Colin Carlson, biólogo da Universidade de Georgetown, começou a se preocupar com a varíola.
O vírus, descoberto em 1930, se espalha entre os camundongos, matando-os com eficiência implacável. Mas os cientistas nunca a consideraram uma ameaça potencial para os seres humanos. Agora o Dr. Carlson, seus colegas e seus computadores não têm tanta certeza.
Usando uma técnica conhecida como aprendizado de máquina, os pesquisadores passaram os últimos anos programando computadores para aprender sobre vírus que podem infectar células humanas. Os computadores vasculharam grandes quantidades de informações sobre a biologia e ecologia dos hospedeiros animais desses vírus, bem como os genomas e outras características dos próprios vírus. Com o tempo, os computadores passaram a reconhecer certos fatores que poderiam prever se um vírus tem o potencial de se espalhar para os seres humanos.
Uma vez que os computadores provaram sua força em vírus que os cientistas já haviam estudado intensamente, Dr. Carlson e seus colegas os implantaram no desconhecido, produzindo uma pequena lista de vírus animais com potencial para ultrapassar a barreira das espécies e causar surtos humanos.
Nas últimas execuções, os algoritmos colocaram inesperadamente o vírus da varíola do mouse no topo dos patógenos de risco.
“Toda vez que executamos este modelo, ele sobe super alto”, disse Dr. Carlson.
Intrigados, Dr. Carlson e seus colegas pesquisaram na literatura científica. Eles se depararam com a documentação de um há muito esquecido surto em 1987 na China rural.

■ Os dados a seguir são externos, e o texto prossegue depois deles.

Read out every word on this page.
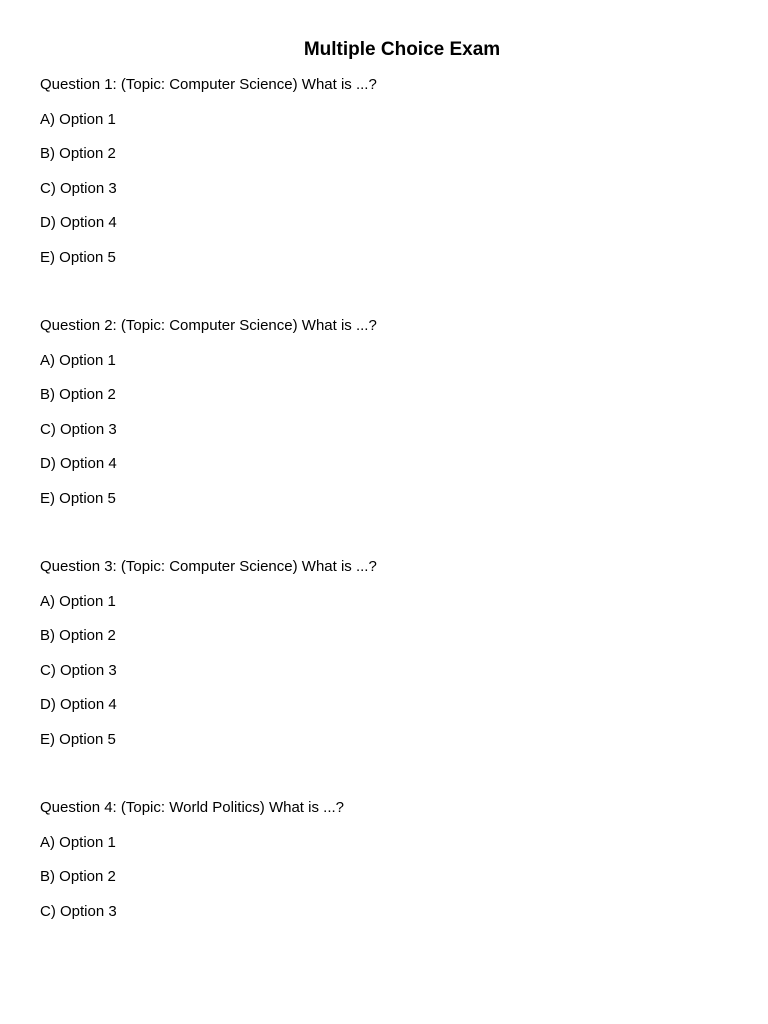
Multiple Choice Exam
Question 1: (Topic: Computer Science) What is ...?
A) Option 1
B) Option 2
C) Option 3
D) Option 4
E) Option 5
Question 2: (Topic: Computer Science) What is ...?
A) Option 1
B) Option 2
C) Option 3
D) Option 4
E) Option 5
Question 3: (Topic: Computer Science) What is ...?
A) Option 1
B) Option 2
C) Option 3
D) Option 4
E) Option 5
Question 4: (Topic: World Politics) What is ...?
A) Option 1
B) Option 2
C) Option 3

Crianças em idade escolar contraíram uma infecção que causou dor de garganta e inflamação nas mãos e nos pés.
Anos depois, uma equipe de cientistas realizou testes em zaragatoas de garganta que haviam sido coletadas durante o surto e armazenadas. Essas amostras, como o grupo relatou em 2012, continham DNA de varíola de camundongo. Mas seu estudo recebeu pouca atenção e, uma década depois, a varíola do rato ainda não é considerada uma ameaça para os seres humanos.
Se o computador programado pelo Dr. Carlson e seus colegas estiver certo, o vírus merece um novo visual.
“É uma loucura que isso tenha se perdido na vasta pilha de coisas que a saúde pública precisa filtrar”, disse ele. “Isso realmente muda a maneira como pensamos sobre esse vírus.”
Os cientistas identificaram cerca de 250 doenças humanas que surgiram quando um vírus animal ultrapassou a barreira das espécies. O HIV saltou dos chimpanzés, por exemplo, e o novo coronavírus se originou em morcegos.
Idealmente, os cientistas gostariam de reconhecer o próximo vírus de transbordamento antes que ele comece a infectar as pessoas. Mas há muitos vírus animais para os virologistas estudarem. Os cientistas identificaram mais de 1.000 vírus em mamíferos, mas isso é provavelmente uma pequena fração do número real. Alguns pesquisadores suspeitam que os mamíferos carregam dezenas de milhares de vírus, enquanto outros colocam o número em as centenas de milhares.
Para identificar potenciais novos spillovers, pesquisadores como o Dr. Carlson estão usando computadores para identificar padrões ocultos em dados científicos. As máquinas podem se concentrar em vírus que podem ser particularmente propensos a causar uma doença humana, por exemplo, e também podem prever quais animais são mais propensos a abrigar vírus perigosos que ainda não conhecemos.
“Parece que você tem um novo par de olhos”, disse Barbara Han, ecologista de doenças do Cary Institute of Ecosystem Studies em Millbrook, NY, que colabora com o Dr. Carlson. “Você simplesmente não consegue ver em tantas dimensões quanto o modelo consegue.”
Dr. Han conheceu o aprendizado de máquina em 2010. Os cientistas da computação vinham desenvolvendo a técnica há décadas e estavam começando a construir ferramentas poderosas com ela. Atualmente, o aprendizado de máquina permite que os computadores detectem cobranças de crédito fraudulentas e reconheçam os rostos das pessoas.
Mas poucos pesquisadores aplicaram aprendizado de máquina a doenças. Dr. Han se perguntou se ela poderia usá-lo para responder a perguntas em aberto, como por que menos de 10% das espécies de roedores abrigam patógenos conhecidos por infectar humanos.
Ela alimentou um computador com informações sobre várias espécies de roedores de um banco de dados online – tudo, desde a idade ao desmame até a densidade populacional. O computador então procurou características dos roedores conhecidos por abrigar um grande número de patógenos saltadores de espécies.
Uma vez que o computador criou um modelo, ela testou contra outro grupo de espécies de roedores, vendo o quão bem ele poderia adivinhar quais estavam carregados com agentes causadores de doenças. Eventualmente, o modelo do computador atingiu uma precisão de 90 por cento.
Em seguida, o Dr. Han voltou-se para os roedores que ainda precisam ser examinados quanto a patógenos de transbordamento e montou uma lista de espécies de alta prioridade. Dr. Han e seus colegas previram que espécies como a ratazana montanhosa e o camundongo gafanhoto do norte da América do Norte seriam particularmente propensas a transportar patógenos preocupantes.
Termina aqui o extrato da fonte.